Today, I attended a meeting at a well-known security firm (no name given here). The topic was a presentation of their DLP (or “Data Loss Prevention“) solution.
I’ll not come back on the product itself. Such meetings, organized by companies to present their own product, are not very relevant. Often, they resume to “come to us, we have the best solution on the market”.
But the meeting was anyway interesting: the speaker insisted on the critical point to analyze in a DLP project: “Where are the data?”. Let’s have a look at the schema below:
Each company has “data”. They are critical for its business and any divulgation, loss or alteration could have strong negative impacts on the business: quantitative (loss of revenue) or qualitative (bad reputation). Data can be:
- Personal information (SSN, phone numbers, names, addresses, e-mail)

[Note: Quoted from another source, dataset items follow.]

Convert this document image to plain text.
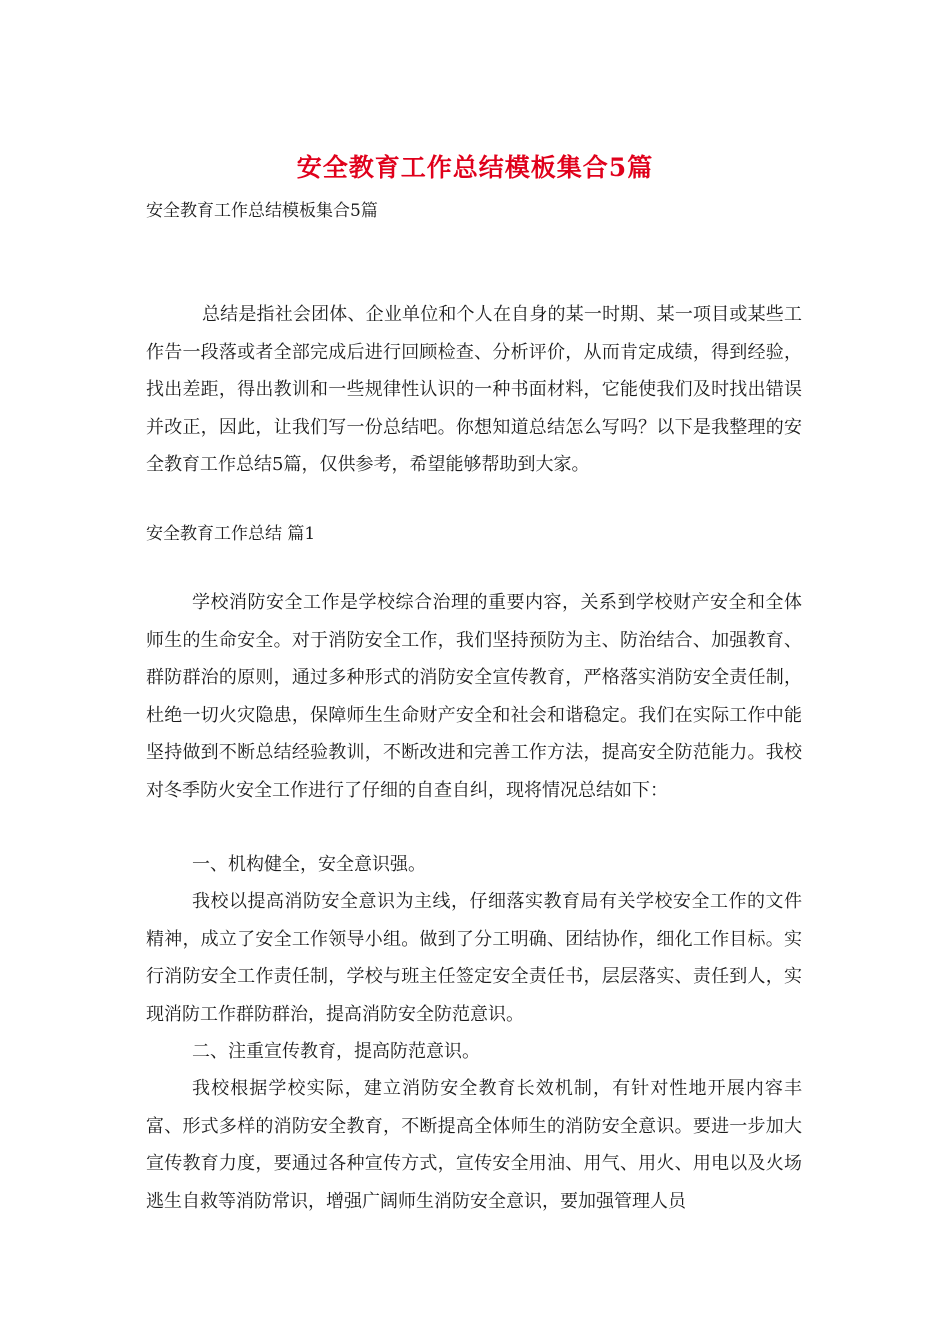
安全教育工作总结模板集合5篇
安全教育工作总结模板集合5篇

总结是指社会团体、企业单位和个人在自身的某一时期、某一项目或某些工作告一段落或者全部完成后进行回顾检查、分析评价，从而肯定成绩，得到经验，找出差距，得出教训和一些规律性认识的一种书面材料，它能使我们及时找出错误并改正，因此，让我们写一份总结吧。你想知道总结怎么写吗？以下是我整理的安全教育工作总结5篇，仅供参考，希望能够帮助到大家。

安全教育工作总结 篇1

学校消防安全工作是学校综合治理的重要内容，关系到学校财产安全和全体师生的生命安全。对于消防安全工作，我们坚持预防为主、防治结合、加强教育、群防群治的原则，通过多种形式的消防安全宣传教育，严格落实消防安全责任制，杜绝一切火灾隐患，保障师生生命财产安全和社会和谐稳定。我们在实际工作中能坚持做到不断总结经验教训，不断改进和完善工作方法，提高安全防范能力。我校对冬季防火安全工作进行了仔细的自查自纠，现将情况总结如下：

一、机构健全，安全意识强。

我校以提高消防安全意识为主线，仔细落实教育局有关学校安全工作的文件精神，成立了安全工作领导小组。做到了分工明确、团结协作，细化工作目标。实行消防安全工作责任制，学校与班主任签定安全责任书，层层落实、责任到人，实现消防工作群防群治，提高消防安全防范意识。

二、注重宣传教育，提高防范意识。

我校根据学校实际，建立消防安全教育长效机制，有针对性地开展内容丰富、形式多样的消防安全教育，不断提高全体师生的消防安全意识。要进一步加大宣传教育力度，要通过各种宣传方式，宣传安全用油、用气、用火、用电以及火场逃生自救等消防常识，增强广阔师生消防安全意识，要加强管理人员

- Financial information (CC number, transactions)
- Medical information
Data are stored in databases which are protected. Good! But we must take care of any access, transfer or alteration during the whole business process. An example?
Let’s examine the backup procedure on the schema. We assume that data are correctly protected in the DB system.
1. Data are mirrored to a backup system on a remote location. We need to protect the remote system as well. We also need to protect the media between the two sites (a VPN is a good solution).
2. Once a week, archives are performed on tapes. We need to protect the media. Who handle them? How are they recycled?
3. Finally, some tapes are stored on a remote location (third party storage company). Are the tapes correctly protected? Is there enough physical security control and protection (fire, water, …)
If you zoom in the schema, you’ll see that the original data move across the platform, the format change, the access methods change. They are many “access point” to the company data: end-users, customers, partners, outsourced development companies, etc. Each of them must be analyzed to protected to prevent any data loss.
We can resume the DLP process in three questions:
- Where to look for my data? (network taping, files scanning, protocol inspection)
- How to analyze my data? (based in fingerprinting, described contents – dictionaries)
- What to do in case of incident? (notify log, block, quarantine)
Finally, never forget that a DLP process will never fully protect you against loss of data! Evasive techniques are easy to find. DLP is important when your business is under regulatory compliance. With a DLP solution, you will be able to proof to auditors that a process is in place to reduce the risks.